The RIM15ins5067A mutation, found exclusively in K7 group strains was used to differentiate specific yeast strains, including the house yeast strain. A previous study indicated that the house yeast strain Km67 from the Kiku-masamune brewery lacked this mutation (Takao et al., 2018). We employed the PCR-RFLP method on the house yeast strain YS4 from Yoshinnogawa (Fig. 2). The PCR product from the house yeast strain YS4 was 284 bp in length and was not digested by CspCI; therefore, the mismatch PCR-RFLP assay effectively distinguished between K7 and the house yeast strain YS4. We also confirmed that YS4 does not harbor this mutation in RIM15 using direct sequence analysis (Sanger sequencing using a capillary electrophoresis sequencer; FASMAC, Kanagawa, Japan) of both the PCR products before restriction enzyme treatment in this assay (Supplementary Fig. S2). These results suggest that our PCR-RFLP assay is helpful for the isolation of a house sake yeast strain from a sake brewery that usually produces sake using K7 group strains carrying RIM15ins5067A.

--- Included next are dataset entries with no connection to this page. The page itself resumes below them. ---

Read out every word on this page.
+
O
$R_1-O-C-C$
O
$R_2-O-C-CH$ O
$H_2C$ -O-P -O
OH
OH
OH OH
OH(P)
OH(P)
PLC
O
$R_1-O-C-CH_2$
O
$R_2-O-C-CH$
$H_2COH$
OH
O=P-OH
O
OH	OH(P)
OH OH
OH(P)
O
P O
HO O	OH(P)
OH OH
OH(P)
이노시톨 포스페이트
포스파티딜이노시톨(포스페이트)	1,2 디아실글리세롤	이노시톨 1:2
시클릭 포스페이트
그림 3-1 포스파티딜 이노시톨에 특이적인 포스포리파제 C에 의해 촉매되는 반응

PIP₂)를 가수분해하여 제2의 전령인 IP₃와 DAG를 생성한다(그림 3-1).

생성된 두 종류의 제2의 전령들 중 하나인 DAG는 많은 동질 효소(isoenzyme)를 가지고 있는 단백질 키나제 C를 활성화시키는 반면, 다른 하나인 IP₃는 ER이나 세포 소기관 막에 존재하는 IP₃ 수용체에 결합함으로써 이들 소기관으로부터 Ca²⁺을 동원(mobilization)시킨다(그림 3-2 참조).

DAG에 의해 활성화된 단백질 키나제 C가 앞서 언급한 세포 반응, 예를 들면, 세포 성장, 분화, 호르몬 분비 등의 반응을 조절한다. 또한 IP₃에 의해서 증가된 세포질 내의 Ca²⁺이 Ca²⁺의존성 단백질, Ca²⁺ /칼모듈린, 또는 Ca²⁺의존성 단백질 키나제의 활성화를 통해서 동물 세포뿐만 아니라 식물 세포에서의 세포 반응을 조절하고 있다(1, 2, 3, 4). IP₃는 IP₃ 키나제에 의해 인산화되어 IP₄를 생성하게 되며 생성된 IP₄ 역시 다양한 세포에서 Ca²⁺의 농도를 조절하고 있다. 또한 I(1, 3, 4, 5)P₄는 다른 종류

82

Fig. 2. Mismatch PCR-RFLP pattern for the house yeast strain YS4 isolated from Yoshinogawa in Niigata prefecture, Japan. Agarose gel electrophoresis analysis of PCR-RFLP: lane 1, PCR amplicons of sake yeast Kyokai no. 7; lane 2, PCR products from lane 1 after fragmentation with CspCI; lane 3, PCR amplicons of the house yeast strain YS4; lane 4, PCR fragments from lane 3 after digestion with CspCI; M represents the Gene Ladder 100 (Nippon Gene, Tokyo, Japan).
In recent years, sake manufacturers and research institutions in Japan have developed a variety of sake yeast strains. This trend may have increased the diversity of the flavor profile of sake, similar to that of sake fermented with unique house yeast strains specific to each brewery in the past. The use of non- K7 group strains has also gained interest for diversifying the taste and flavor of sake. House yeasts offer potential for creating novel sake varieties with distinct flavors (Hatakeyama et al., 2020; Takao et al., 2018). Although it has been reported that the K7_02212, PPT1, and PHO3 genes have been targeted for the facile identification of industrial yeast strains (Hatakeyama et al., 2020; Kuribayashi et al., 2014), the addition of RIM15 to these targets provides a more meticulous approach to distinguish K7 group strains and screen for house yeast strains.
This study demonstrates the usefulness of PCR-RFLP for identifying the RIM15ins5067A mutation in K7 group of yeast. This simple and effective method is valuable for distinguishing specific yeasts in sake breweries.